High Dose Methotrexate in Acute Lymphoblastic Leukemia without monitoring drug levels: Indain Experience

Date 24 November 2018
Event ESMO Asia 2018 Congress
Session Poster display - Cocktail
Topics Leukaemia
Presenter Deepak Yadlapalli
Citation Annals of Oncology (2018) 29 (suppl_9): ix87-ix93. 10.1093/annonc/mdy437
Authors D.C. Yadlapalli, P. Ankur, V. Gumdal, M. Renu, S. Runu, B.S. Ankit, P.G. Chitalkar
  • Medical Oncology, SAIMS-Sri Aurobindo Institute of Medical Sciences, 453555 - Indore/IN

Abstract

Background

High Dose Methotrexate (HDMTX) is a therapeutic armamentarium in oncology since last four decades. While monitoring methotrexate levels was a established standard during HDMTX administration, its not always possible in rural setting due to logistical and cost constraints. When we search the literature, there is little discussion on HDMTX administration without monitoring levels across the world.

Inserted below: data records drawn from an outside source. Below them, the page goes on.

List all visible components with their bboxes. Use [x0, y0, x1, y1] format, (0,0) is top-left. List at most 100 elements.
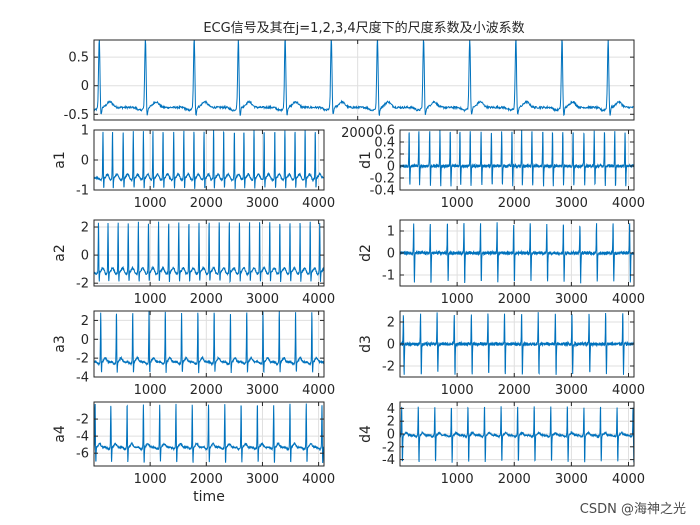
watermark: CSDN @海神之光 — [579, 502, 686, 517]
axes-box — [93, 401, 325, 467]
y-tick-label: 1 — [387, 225, 395, 240]
x-tick-label: 1000 — [134, 196, 167, 211]
y-tick-label: 0 — [81, 333, 89, 348]
x-tick-label: 1000 — [441, 383, 474, 398]
x-tick-label: 4000 — [302, 383, 335, 398]
x-axis-label: time — [193, 489, 225, 505]
x-tick-label: 3000 — [246, 472, 279, 487]
y-tick-label: 0 — [81, 79, 89, 94]
x-tick-label: 3000 — [246, 383, 279, 398]
axes-d3: 1000 2000 3000 4000 2 0 -2 d3 — [358, 310, 645, 398]
x-tick-label: 4000 — [612, 383, 645, 398]
axes-a3: 1000 2000 3000 4000 2 0 -2 -4 a3 — [52, 310, 335, 398]
axes-d1: 1000 2000 3000 4000 0.60.40.20-0.2-0.4 d1 — [358, 124, 645, 212]
y-tick-label: -2 — [76, 352, 89, 367]
y-tick-label: 4 — [387, 402, 395, 417]
x-tick-label: 1000 — [134, 292, 167, 307]
y-tick-label: 0 — [81, 249, 89, 264]
axes-d2: 1000 2000 3000 4000 1 0 -1 d2 — [358, 219, 645, 307]
axes-box — [93, 39, 635, 121]
x-tick-label: 4000 — [302, 196, 335, 211]
y-tick-label: 0.5 — [68, 51, 89, 66]
x-tick-label: 3000 — [555, 196, 588, 211]
y-axis-label: d4 — [358, 425, 374, 443]
x-tick-label: 1000 — [441, 196, 474, 211]
plot-area — [400, 130, 634, 190]
x-tick-label: 3000 — [555, 472, 588, 487]
x-tick-label: 4000 — [302, 472, 335, 487]
x-tick-label: 2000 — [498, 383, 531, 398]
axes-a1: 1000 2000 3000 4000 1 0 -1 a1 — [52, 124, 335, 212]
chart-title: ECG信号及其在j=1,2,3,4尺度下的尺度系数及小波系数 — [203, 20, 524, 36]
x-tick-label: 2000 — [190, 472, 223, 487]
y-tick-label: 2 — [81, 221, 89, 236]
y-tick-label: -6 — [76, 447, 89, 462]
y-tick-label: -4 — [382, 453, 395, 468]
x-tick-label: 2000 — [341, 126, 374, 141]
x-tick-label: 4000 — [302, 292, 335, 307]
y-tick-label: -2 — [382, 360, 395, 375]
axes-box — [93, 219, 325, 287]
axes-a4: 1000 2000 3000 4000 -2 -4 -6 a4 time — [52, 401, 335, 505]
axes-a2: 1000 2000 3000 4000 2 0 -2 a2 — [52, 219, 335, 307]
y-axis-label: a2 — [52, 244, 68, 262]
series-line-a4 — [94, 403, 324, 464]
series-line-signal — [94, 40, 634, 117]
x-tick-label: 1000 — [441, 472, 474, 487]
y-axis-label: a1 — [52, 151, 68, 169]
x-tick-label: 3000 — [555, 292, 588, 307]
series-line-d3 — [400, 312, 634, 376]
y-tick-label: -2 — [76, 277, 89, 292]
y-tick-label: -0.4 — [370, 184, 395, 199]
series-line-a3 — [94, 311, 324, 374]
y-tick-label: 0 — [387, 428, 395, 443]
y-axis-label: a3 — [52, 335, 68, 353]
axes-d4: 1000 2000 3000 4000 420-2-4 d4 — [358, 401, 645, 487]
y-tick-label: 0 — [387, 247, 395, 262]
axes-box — [93, 310, 325, 378]
x-tick-label: 3000 — [555, 383, 588, 398]
x-tick-label: 1000 — [134, 472, 167, 487]
y-tick-label: 2 — [387, 316, 395, 331]
y-tick-label: 2 — [387, 415, 395, 430]
x-tick-label: 2000 — [190, 292, 223, 307]
x-tick-label: 2000 — [190, 383, 223, 398]
y-tick-label: 0 — [387, 160, 395, 175]
series-line-d4 — [400, 406, 634, 463]
y-tick-label: 0.6 — [374, 124, 395, 139]
y-tick-label: -0.2 — [370, 172, 395, 187]
y-tick-label: 1 — [81, 124, 89, 139]
series-line-a1 — [94, 130, 324, 189]
y-tick-label: -2 — [382, 440, 395, 455]
axes-box — [399, 129, 635, 191]
y-axis-label: d3 — [358, 335, 374, 353]
x-tick-label: 3000 — [246, 196, 279, 211]
y-axis-label: d1 — [358, 151, 374, 169]
y-tick-label: 0.4 — [374, 136, 395, 151]
series-line-d2 — [400, 222, 634, 284]
y-tick-label: -1 — [76, 184, 89, 199]
axes-signal: 2000 0.5 0 -0.5 ECG信号及其在j=1,2,3,4尺度下的尺度系数及小波… — [64, 20, 635, 141]
x-tick-label: 4000 — [612, 292, 645, 307]
y-tick-label: 0 — [81, 154, 89, 169]
x-tick-label: 2000 — [498, 196, 531, 211]
x-tick-label: 2000 — [498, 472, 531, 487]
series-line-a2 — [94, 221, 324, 284]
x-tick-label: 1000 — [134, 383, 167, 398]
y-tick-label: 0 — [387, 338, 395, 353]
y-tick-label: -1 — [382, 269, 395, 284]
y-tick-label: -4 — [76, 371, 89, 386]
x-tick-label: 3000 — [246, 292, 279, 307]
y-axis-label: d2 — [358, 244, 374, 262]
x-tick-label: 1000 — [441, 292, 474, 307]
y-tick-label: 0.2 — [374, 148, 395, 163]
x-tick-label: 2000 — [190, 196, 223, 211]
y-tick-label: -2 — [76, 413, 89, 428]
y-tick-label: 2 — [81, 314, 89, 329]
x-tick-label: 4000 — [612, 196, 645, 211]
x-tick-label: 2000 — [498, 292, 531, 307]
y-tick-label: -0.5 — [64, 108, 89, 123]
y-tick-label: -4 — [76, 430, 89, 445]
x-tick-label: 4000 — [612, 472, 645, 487]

We report our experience of HDMTX use with leucovorin rescue without drug monitoring in patients of ALL at a rural tertiary center in Central India.

Methods

Ours was a retrospective study of 24 patients with ALL from January 2015 to February 2018.All were treated based on risk stratified BFM-2002 protocol. After pre-treatment evaluation of hematological and biochemical parameters, HDMTX (2-5 gm/m2) was given over 18 hour after 2 consecutive urine pH readings were more than 7.5, with adequate hydration with sodium bicarbonate and urinary alkalinization. Leucovorin rescue (15mg/m2, IV) started 10 hours after completion, for total of 6 doses every 4th hourly. Toxicities were recorded based on CTCAE Version 4.03.

Results

There were 24 patients (18 males and 6 females), with median age of 7 years. One patient was in standard risk (SR),18 in intermediate (IR) and 5 in high risk (HR) category. SR and IR received 4 cycles, HR patients received 2 cycles. Total HDMTX cycles were 86. Serum transaminases elevation occurred in 14% cycles, bilirubin rise in 3%, with highest value of 2.4mg%. Nausea and vomiting in 32%, oral mucositis in 28%, mostly grade 2. Transient elevation in serum creatinine noted in 18%. Hematological toxicity occurred in 32% and encephalopathy in 1.2%. Morbilliform rash observed in 7%. Toxicities were mostly grade 2-3 and managed conservatively. During follow up, relapse was documented in one in IR with isolated testicular and one in HR with marrow, testicular and CNS relapse.

Conclusions

HDMTX is a vital component in ALL regimen. The unavailability of in-house testing of MTX levels, delayed turn around timing and maintaining cold chain of outsourced samples is difficult. The use of HDMTX with careful pretreatment evaluation, with adequate hydration, alkalanization and leucovorin, appears possible with manageable toxicities.

Editorial acknowledgement

Legal entity responsible for the study

Sri Aurobindo Institute of Medical Sciences, Indore, India.

Funding

Has not received any funding.

Disclosure

All authors have declared no conflicts of interest.